Assim, sem fundamentar a reunificação nacional num plano altamente espiritual em que as instituições públicas renunciem a esse poder viciado que receberam quase como cúmplices, não será possível mudar o timbre de ódio, inveja e bajulação que prevalece. O privilégio é a causa da pane do nosso boletim civilizatório.

Para outubro a confusão ampliada por juízes impunes já apresenta 18 candidatos a presidente com destaque para um falacioso destrutivo, um experiente meio bravo, um eficiente gestor traído, uma solitária de bom espírito, um preso que amedronta o Supremo com seus segredos e usa esse medo para solidificar a versão de que o cálculo político da sua condenação é superior à sua desonestidade como encarcerado. A perda de élan da Justiça diante do réu tornou-se um caso pejorativo. Parem, o Brasil não tem mais força para revidar a esse carrasco sem dó que é a corrupção velada pela Justiça.

São 35 partidos em campanha, incapazes de dar consistência partidária às ideias dos candidatos. Nenhuma preocupação com a articulação parlamentar para produzir a maioria política que estabilize um governo no presidencialismo. Candidato sério não se pode considerar independente da desordem partidária. Quem não estrutura sua base de apoio desde já, para legitimá-la pela urna, terá de fechar negócios depois de eleito, na feira que é a elefantíase do sistema político.

A verdade é um patrimônio da tradição. E faz parte da verdade que onde há reeleição é fundamental a função presidencial no concerto do processo sucessório, ou como candidato, ou como maestro. Especialmente agora que a eleição, garantida pela serenidade do presidente, se tornou a única premissa para que a ordem constitucional continue sendo considerada.

O Supremo, como ouvidoria de luxo de privilegiados, ameaça a ordem democrática ao querer harmonizar moralismo com autointeresse. Nada teme, “sobe aos céus e joga Deus por terra” para seguir na sua atmosfera de fogueteiro cuja função é agravar o desalinho do eixo gravitacional do governo.

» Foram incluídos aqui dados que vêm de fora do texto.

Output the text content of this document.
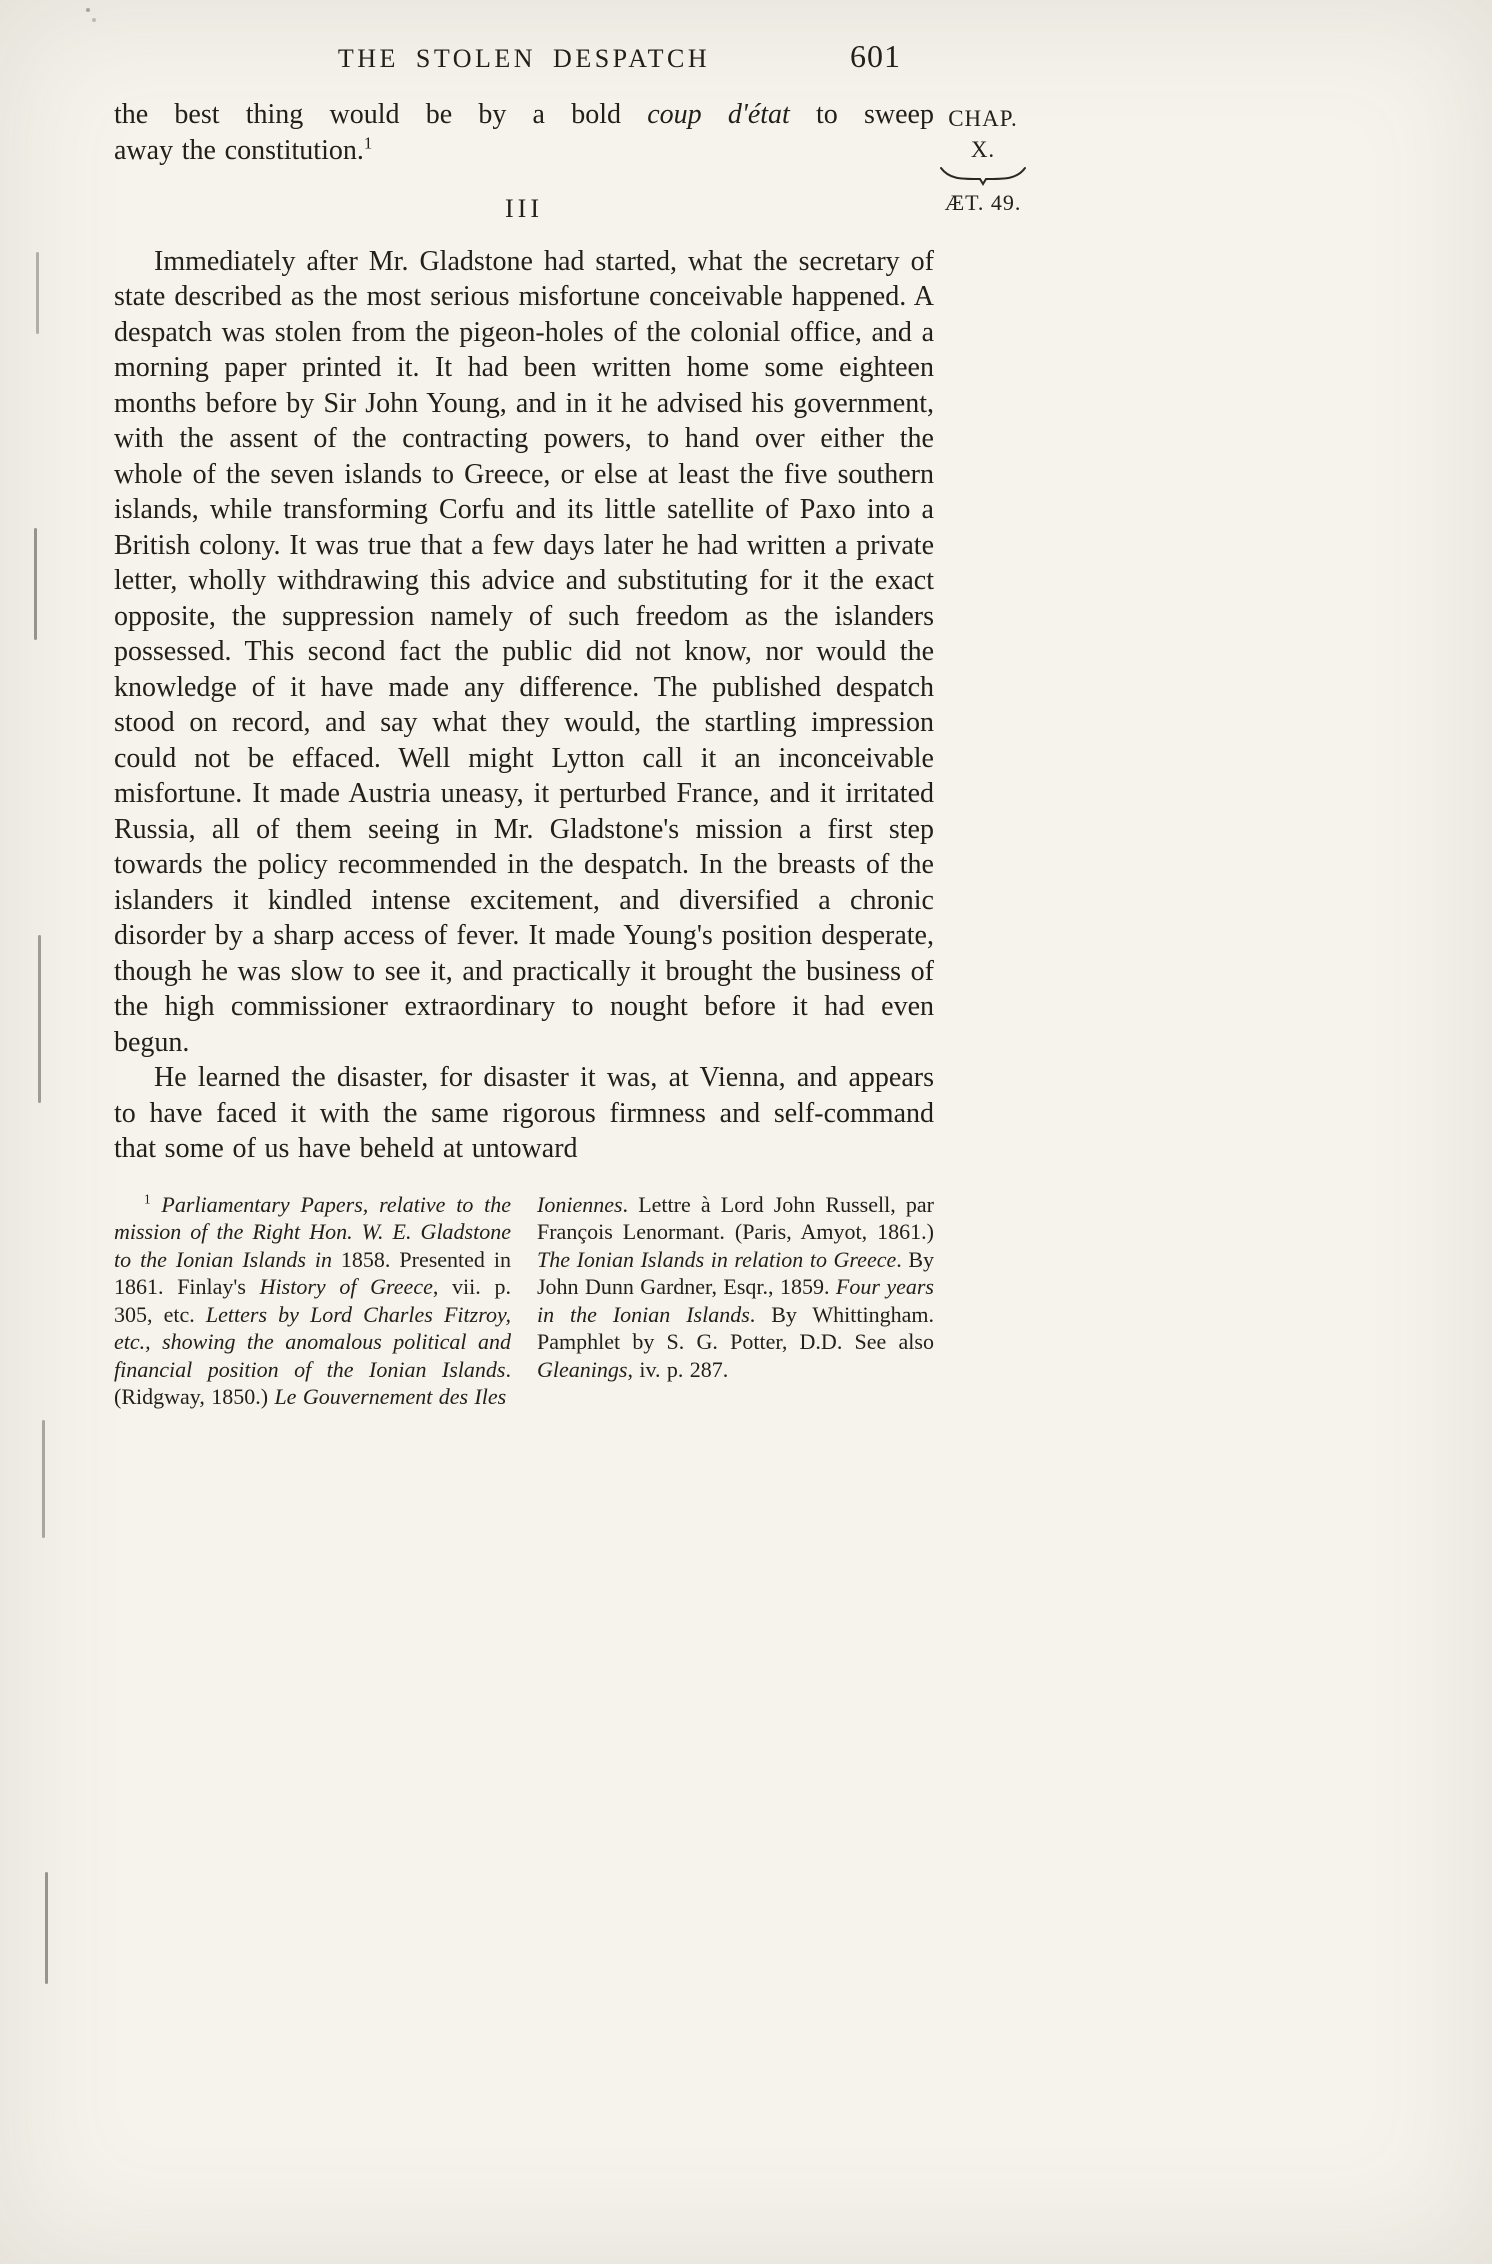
THE STOLEN DESPATCH	601
CHAP.
X.
ÆT. 49.

the best thing would be by a bold coup d'état to sweep
away the constitution.$^1$

III

Immediately after Mr. Gladstone had started, what the secretary of state described as the most serious misfortune conceivable happened. A despatch was stolen from the pigeon-holes of the colonial office, and a morning paper printed it. It had been written home some eighteen months before by Sir John Young, and in it he advised his government, with the assent of the contracting powers, to hand over either the whole of the seven islands to Greece, or else at least the five southern islands, while transforming Corfu and its little satellite of Paxo into a British colony. It was true that a few days later he had written a private letter, wholly withdrawing this advice and substituting for it the exact opposite, the suppression namely of such freedom as the islanders possessed. This second fact the public did not know, nor would the knowledge of it have made any difference. The published despatch stood on record, and say what they would, the startling impression could not be effaced. Well might Lytton call it an inconceivable misfortune. It made Austria uneasy, it perturbed France, and it irritated Russia, all of them seeing in Mr. Gladstone's mission a first step towards the policy recommended in the despatch. In the breasts of the islanders it kindled intense excitement, and diversified a chronic disorder by a sharp access of fever. It made Young's position desperate, though he was slow to see it, and practically it brought the business of the high commissioner extraordinary to nought before it had even begun.

He learned the disaster, for disaster it was, at Vienna, and appears to have faced it with the same rigorous firmness and self-command that some of us have beheld at untoward

$^1$ Parliamentary Papers, relative to the mission of the Right Hon. W. E. Gladstone to the Ionian Islands in 1858. Presented in 1861. Finlay's History of Greece, vii. p. 305, etc. Letters by Lord Charles Fitzroy, etc., showing the anomalous political and financial position of the Ionian Islands. (Ridgway, 1850.) Le Gouvernement des Iles
Ioniennes. Lettre à Lord John Russell, par François Lenormant. (Paris, Amyot, 1861.) The Ionian Islands in relation to Greece. By John Dunn Gardner, Esqr., 1859. Four years in the Ionian Islands. By Whittingham. Pamphlet by S. G. Potter, D.D. See also Gleanings, iv. p. 287.
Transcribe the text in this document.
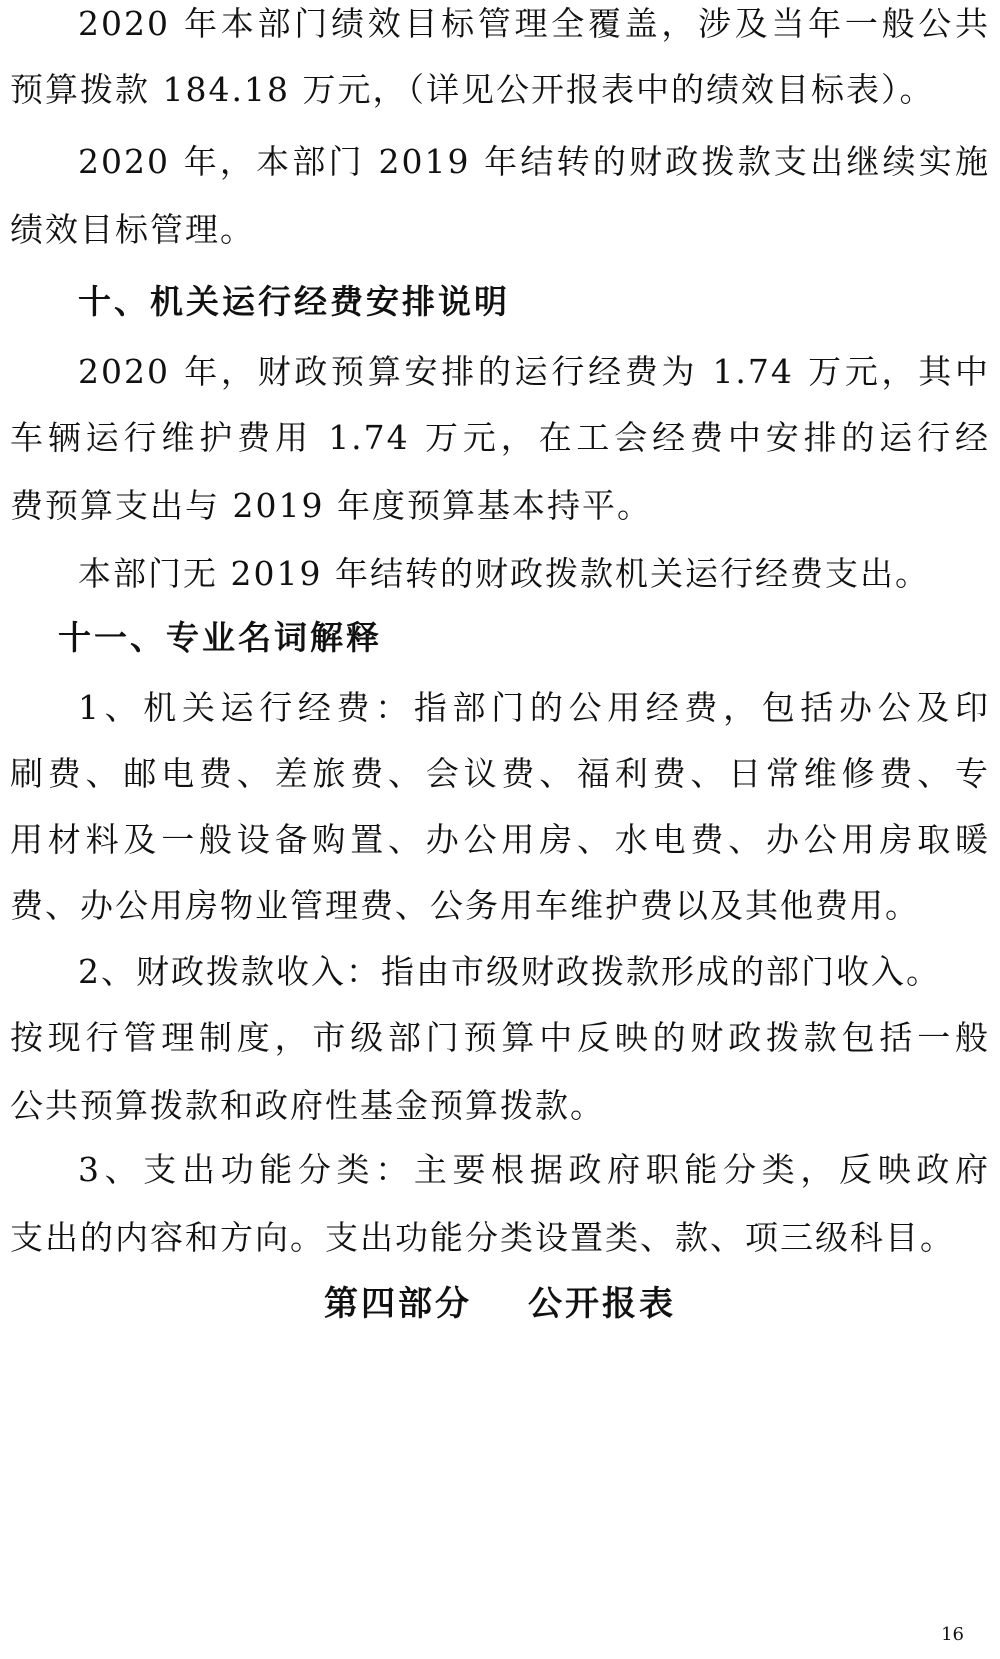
2020 年本部门绩效目标管理全覆盖，涉及当年一般公共
预算拨款 184.18 万元，（详见公开报表中的绩效目标表）。
2020 年，本部门 2019 年结转的财政拨款支出继续实施
绩效目标管理。
十、机关运行经费安排说明
2020 年，财政预算安排的运行经费为 1.74 万元，其中
车辆运行维护费用 1.74 万元，在工会经费中安排的运行经
费预算支出与 2019 年度预算基本持平。
本部门无 2019 年结转的财政拨款机关运行经费支出。
十一、专业名词解释
1、机关运行经费：指部门的公用经费，包括办公及印
刷费、邮电费、差旅费、会议费、福利费、日常维修费、专
用材料及一般设备购置、办公用房、水电费、办公用房取暖
费、办公用房物业管理费、公务用车维护费以及其他费用。
2、财政拨款收入：指由市级财政拨款形成的部门收入。
按现行管理制度，市级部门预算中反映的财政拨款包括一般
公共预算拨款和政府性基金预算拨款。
3、支出功能分类：主要根据政府职能分类，反映政府
支出的内容和方向。支出功能分类设置类、款、项三级科目。
第四部分 公开报表
16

De forma engenhosa, Temer construiu um modelo de equilíbrio entre uma agenda reformista na economia e uma postura conservadora na política, e se tornou o mais barato presidente do País em relação aos mecanismos tradicionais de obtenção de apoio parlamentar para fazer reformas. O que incomodou os que não querem mudança e partiram para manipular o andamento do filme sucessório, estimulados pelo fantasma regressivo que intimida maus juízes.

 

*Paulo Delgado é copresidente do Conselho de Economia, Sociologia e Política da FecomercioSP.
Artigo publicado originalmente no jornal O Estado de S.Paulo no dia 11 de julho de 2018.